Neighborhood poverty mediated MTO treatment on adult mental health, suggesting that greater neighborhood poverty contributes to mental health problems. Yet housing discrimination-mental health findings were inconclusive. Effects of neighborhood poverty on health may be underestimated when failing to account for discrimination.
“迁居机会”(MTO)研究通常被解释为对邻里贫困变化的一项干预。然而,该项目也可能增加了住房歧视的暴露。之前很少有研究检验人际和制度形式的歧视是否会对心理健康产生抵消作用,特别是使用干预设计。
我们评估了“迁居机会”(MTO)的效果,该项目在 5 个城市中将公共住房居民随机分配到租金券或原地对照组(N=4248,1997-2002 年),这在邻里贫困(居民贫困比例)和遭遇住房歧视方面产生了变化。我们使用工具变量分析(IV),从两阶段最小二乘法 IV 估计中得出了邻里贫困和住房歧视对成年心理困扰和重度抑郁障碍(MDD)的影响。
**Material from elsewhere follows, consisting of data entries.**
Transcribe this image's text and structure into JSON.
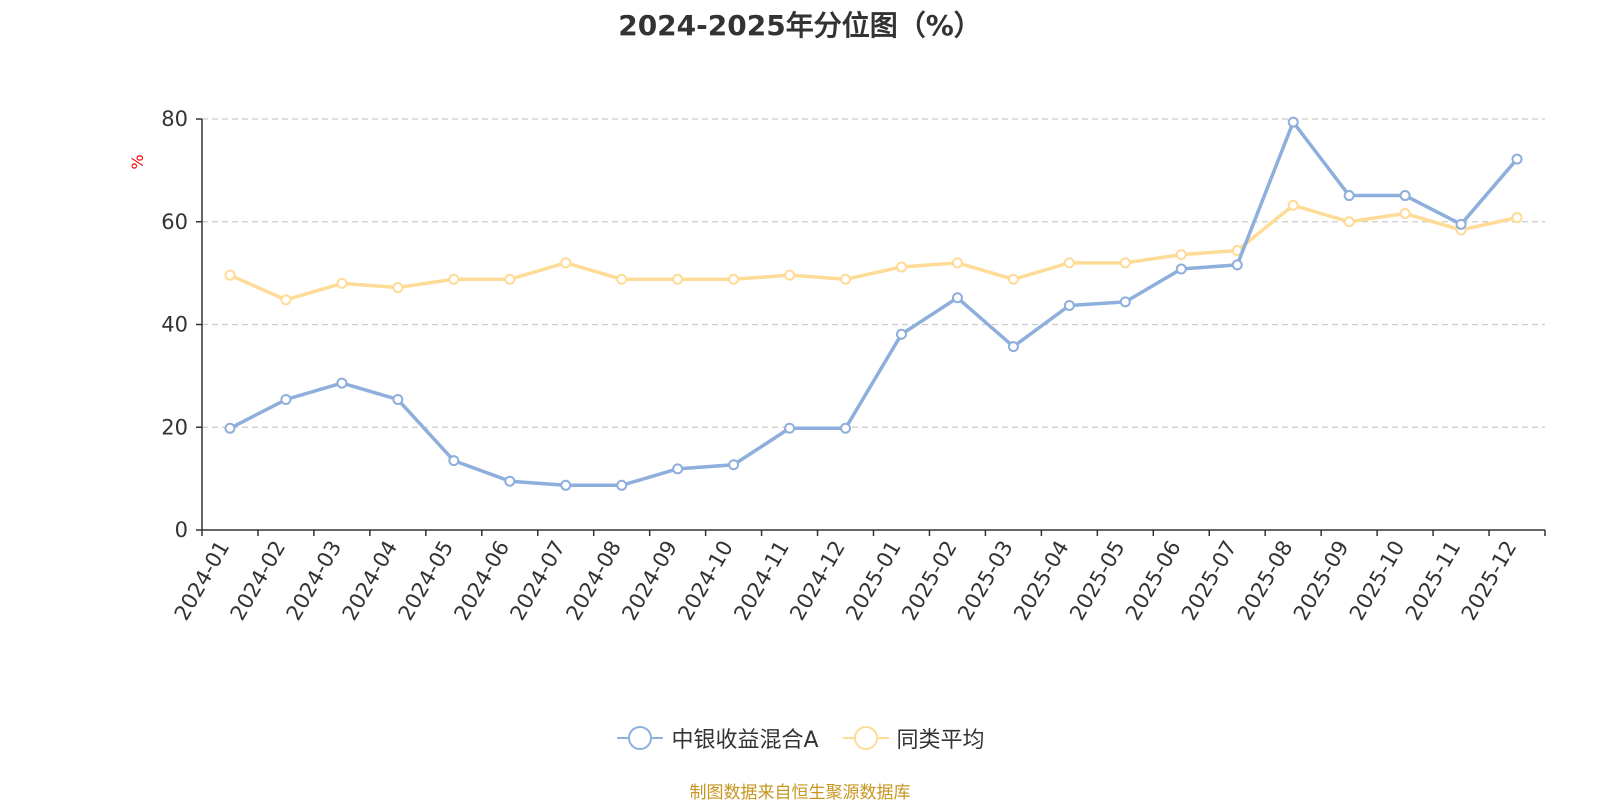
{
  "colors": {
    "fund": "#8eaedb",
    "avg": "#fedb96",
    "unit": "#ff0000",
    "source": "#c8961e"
  },
  "source_text": "制图数据来自恒生聚源数据库",
  "chart_data": {
    "type": "line",
    "title": "2024-2025年分位图（%）",
    "ylabel": "%",
    "ylim": [
      0,
      80
    ],
    "yticks": [
      0,
      20,
      40,
      60,
      80
    ],
    "grid": true,
    "legend_position": "bottom-center",
    "categories": [
      "2024-01",
      "2024-02",
      "2024-03",
      "2024-04",
      "2024-05",
      "2024-06",
      "2024-07",
      "2024-08",
      "2024-09",
      "2024-10",
      "2024-11",
      "2024-12",
      "2025-01",
      "2025-02",
      "2025-03",
      "2025-04",
      "2025-05",
      "2025-06",
      "2025-07",
      "2025-08",
      "2025-09",
      "2025-10",
      "2025-11",
      "2025-12"
    ],
    "series": [
      {
        "name": "中银收益混合A",
        "color": "#8eaedb",
        "values": [
          19.8,
          25.4,
          28.6,
          25.4,
          13.5,
          9.5,
          8.7,
          8.7,
          11.9,
          12.7,
          19.8,
          19.8,
          38.1,
          45.2,
          35.7,
          43.7,
          44.4,
          50.8,
          51.6,
          79.4,
          65.1,
          65.1,
          59.5,
          72.2
        ]
      },
      {
        "name": "同类平均",
        "color": "#fedb96",
        "values": [
          49.6,
          44.8,
          48.0,
          47.2,
          48.8,
          48.8,
          52.0,
          48.8,
          48.8,
          48.8,
          49.6,
          48.8,
          51.2,
          52.0,
          48.8,
          52.0,
          52.0,
          53.6,
          54.4,
          63.2,
          60.0,
          61.6,
          58.4,
          60.8
        ]
      }
    ]
  }
}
与对照组相比,分配到券组的人同时降低了邻里贫困比例和增加了住房歧视的暴露。较高的邻里贫困比例与心理困扰增加相关[B=0.36,95%置信区间(CI)0.03,0.69]和 MDD(B=0.12,95%CI-0.005,0.25)。住房歧视对心理健康的影响是有害的,但不精确(困扰 B=1.58,95%CI-0.83,3.99;MDD B=0.57,95%CI-0.43,1.56)。由于邻里贫困和住房歧视的影响相互抵消,在 IV 模型中忽略任何一种机制都会使另一种机制的估计效果向零值产生很大的偏差。
邻里贫困调节了 MTO 治疗对成年心理健康的影响,表明更大的邻里贫困会导致心理健康问题。然而,住房歧视与心理健康的发现结果并不确定。当未能考虑歧视时,对健康的邻里贫困影响可能被低估。